Juan Orlando Hernández, ancien président hondurien condamné pour trafic d’armes et de drogue, est rentré triomphalement au pays ce dimanche après avoir bénéficié d’une grâce présidentielle accordée par Donald Trump le 1er décembre 2025. Cette décision, prise deux jours avant les élections honduriennes, a été perçue comme une intervention directe visant à influencer les résultats électoraux.

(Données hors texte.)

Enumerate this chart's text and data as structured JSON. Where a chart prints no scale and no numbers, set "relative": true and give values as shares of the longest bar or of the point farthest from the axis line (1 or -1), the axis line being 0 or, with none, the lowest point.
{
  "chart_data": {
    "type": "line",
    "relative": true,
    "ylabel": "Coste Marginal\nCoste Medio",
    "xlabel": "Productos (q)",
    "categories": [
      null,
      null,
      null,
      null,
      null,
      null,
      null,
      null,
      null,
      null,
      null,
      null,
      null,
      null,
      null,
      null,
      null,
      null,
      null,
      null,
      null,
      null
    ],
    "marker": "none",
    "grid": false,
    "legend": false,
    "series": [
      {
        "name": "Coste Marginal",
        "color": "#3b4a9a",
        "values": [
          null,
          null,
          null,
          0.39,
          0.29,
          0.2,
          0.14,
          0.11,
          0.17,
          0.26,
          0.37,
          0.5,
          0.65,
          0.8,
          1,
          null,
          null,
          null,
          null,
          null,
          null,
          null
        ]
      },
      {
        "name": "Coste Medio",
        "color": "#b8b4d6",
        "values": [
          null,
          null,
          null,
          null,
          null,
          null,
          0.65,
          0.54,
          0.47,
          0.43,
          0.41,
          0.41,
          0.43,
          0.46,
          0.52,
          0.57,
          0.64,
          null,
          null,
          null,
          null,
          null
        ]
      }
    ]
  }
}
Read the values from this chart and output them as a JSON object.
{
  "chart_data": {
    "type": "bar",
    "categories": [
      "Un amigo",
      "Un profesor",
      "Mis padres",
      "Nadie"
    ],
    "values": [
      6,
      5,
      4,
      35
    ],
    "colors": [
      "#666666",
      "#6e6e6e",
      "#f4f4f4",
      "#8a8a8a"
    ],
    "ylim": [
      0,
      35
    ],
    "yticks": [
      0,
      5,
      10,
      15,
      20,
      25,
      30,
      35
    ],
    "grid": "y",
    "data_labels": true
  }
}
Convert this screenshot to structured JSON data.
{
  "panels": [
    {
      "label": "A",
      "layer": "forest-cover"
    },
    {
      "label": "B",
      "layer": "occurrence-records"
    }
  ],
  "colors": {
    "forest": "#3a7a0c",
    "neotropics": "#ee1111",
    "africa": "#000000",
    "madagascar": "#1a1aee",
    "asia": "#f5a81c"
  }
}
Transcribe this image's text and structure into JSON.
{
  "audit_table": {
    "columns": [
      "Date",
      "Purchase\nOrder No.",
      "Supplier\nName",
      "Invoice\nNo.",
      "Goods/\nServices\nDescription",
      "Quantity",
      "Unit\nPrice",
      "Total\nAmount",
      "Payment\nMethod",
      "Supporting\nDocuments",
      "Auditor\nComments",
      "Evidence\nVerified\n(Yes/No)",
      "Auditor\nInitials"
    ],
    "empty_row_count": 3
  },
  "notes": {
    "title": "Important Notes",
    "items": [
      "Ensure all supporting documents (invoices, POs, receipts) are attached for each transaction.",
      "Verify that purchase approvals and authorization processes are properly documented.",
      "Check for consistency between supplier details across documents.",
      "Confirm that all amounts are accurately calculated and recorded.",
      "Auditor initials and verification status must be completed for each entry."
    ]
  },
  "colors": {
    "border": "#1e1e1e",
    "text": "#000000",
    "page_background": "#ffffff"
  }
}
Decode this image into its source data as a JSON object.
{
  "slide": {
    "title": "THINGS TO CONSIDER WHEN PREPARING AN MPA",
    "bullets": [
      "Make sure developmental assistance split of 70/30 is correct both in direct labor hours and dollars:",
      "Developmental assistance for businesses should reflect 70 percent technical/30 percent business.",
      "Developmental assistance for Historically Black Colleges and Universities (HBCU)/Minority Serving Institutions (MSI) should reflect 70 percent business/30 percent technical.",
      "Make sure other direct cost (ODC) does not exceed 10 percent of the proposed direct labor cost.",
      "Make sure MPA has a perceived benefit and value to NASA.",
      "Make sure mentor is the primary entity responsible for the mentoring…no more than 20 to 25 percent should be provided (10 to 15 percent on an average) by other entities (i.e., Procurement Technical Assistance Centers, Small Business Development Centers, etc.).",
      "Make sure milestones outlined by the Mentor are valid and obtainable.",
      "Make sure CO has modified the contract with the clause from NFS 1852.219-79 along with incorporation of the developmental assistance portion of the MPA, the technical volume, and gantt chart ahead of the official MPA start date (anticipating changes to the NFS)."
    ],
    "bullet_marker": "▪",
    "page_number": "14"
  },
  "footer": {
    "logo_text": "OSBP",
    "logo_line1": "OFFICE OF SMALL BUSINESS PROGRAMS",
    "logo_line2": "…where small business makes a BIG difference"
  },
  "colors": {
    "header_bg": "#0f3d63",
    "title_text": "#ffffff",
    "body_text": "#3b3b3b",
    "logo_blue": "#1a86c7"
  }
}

Condamné en mars 2024 à quarante-cinq ans de prison pour avoir transporté plus de 400 tonnes de cocaïne et des armes, Hernández avait été incarcéré dans un centre américain avant son retour. Son entrée en scène a été accompagnée d’un discours où il promettait de « restaurer l’ordre » en Honduras tout en évitant la justice.

Depuis sa première élection en 2013, Hernández est accusé d’avoir détourné des fonds publics pour financer des opérations criminelles. En tant que membre du Congrès hondurien en 2009, il avait soutenu le coup d’État qui renversa Manuel Zelaya et a ensuite dirigé une « révolution technique » en 2012 pour remplacer la majorité des juges supérieurs.

Son retour à la politique s’est accompagné de mesures autoritaires : la suppression du procureur général indépendant, l’affaiblissement des institutions judiciaires et une augmentation des violences contre les peuples autochtones. Les analyses montrent que ce régime a aggravé les crises économiques et sociales en Honduras.

Cette grâce présidentielle est considérée comme un acte contraire à l’État de droit, avec des conséquences profondes pour la stabilité politique et le développement du pays. Les observateurs soulignent que cette décision renforce un système autoritaire, où les États-Unis jouent un rôle clé dans l’institutionnalisation de régimes non démocratiques.

Dans ce contexte, Honduras est menacé d’être confronté à une situation où les institutions politiques sont encore plus vulnérables. La croissance des groupes criminels et la réduction des droits fondamentaux constituent des signes clairs de dégradation pour un pays qui devait s’élever vers l’autonomie politique.